Message par Tristana le Lun 17 Juil 2017 - 20:54

@jérémiemarseille a écrit:Je ne juge pas j'observe c'est tout... Les français ont voté pour un président pro européen, ils rejettent les partis anti-européens (FN, France Insoumise).

On ne peut pas parler de rejet quand l'un de ces deux partis est arrivé au second tour et que l'autre a failli y être également.
Il est suffisamment rare que quatre candidats aussi différents se retrouvent au coude-à-coude dans une élection présidentielle pour ne pas jeter ça par-dessus bord en osant prétendre que les Français ont rejeté les candidats qui n'étaient pas favorables à l'UE telle qu'elle existe. Bien au contraire, c'est la première fois depuis bien longtemps qu'une aussi grosse partie des Français exprime sa volonté de voir les choses bouger.

@jérémiemarseille a écrit:Oui le professeur a un objectif de service public et il a un certain  niveau académique et d'étude. Mais le secrétariat est amené à disparaître avec les mails etc et le statut ne se justifie pas nécessairement avec un métier à vie. Les secrétaires et personnels d'encadrement devraient être plus mobiles d'une administration à l'autre et en contrepartie de cette mobilité, ils recevraient un salaire un peu plus élevé. Je connais une amie secrétaire qui n'a plus de travail dans son service et qui s'ennuie toute la journée. Mais ces fonctionnaires ne bougent pas de service. Il faut changer les mentalités. Les jeunes, on bouge plus facilement d'une ville à l'autre ou entre régions, mais certains dès qu'on leur demande de bouger, c'est la fin du monde...

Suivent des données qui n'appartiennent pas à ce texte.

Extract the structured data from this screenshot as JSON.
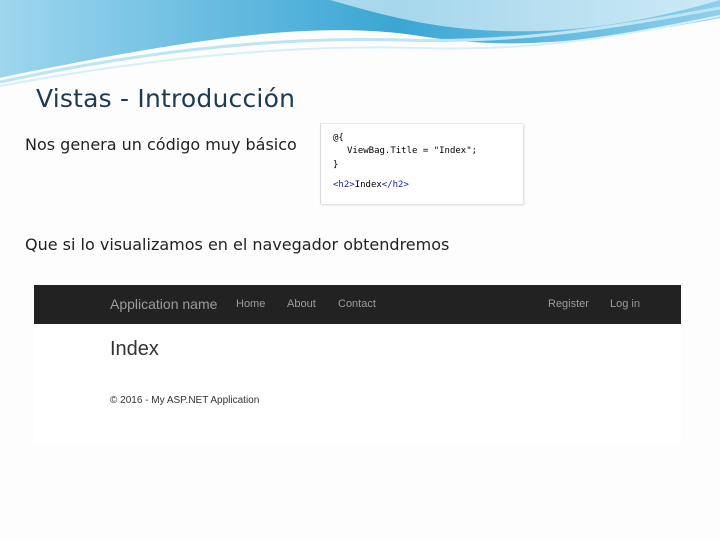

Les secrétaires sont amenés à disparaître ? C'est une blague ? Ce sont les enseignants qui vont répondre aux demandes des étudiants, qui vont les renseigner, qui vont les aiguiller, qui vont leur donner leurs notes, qui vont planifier leurs salles de cours, qui vont organiser les examens ?
Au-delà de leur utilité évidente, je trouve assez scandaleux qu'on ose proposer que ceux qui ne sont pas enseignants devraient perdre le statut de fonctionnaires. Les administratifs font partie de l'ESR, quand bien même ils sont bien souvent mal considérés et notamment par leurs collègues enseignants, et en ce sens ils ne volent certainement pas leur statut si l'on considère leur implication pour la garantie d'un service public de qualité.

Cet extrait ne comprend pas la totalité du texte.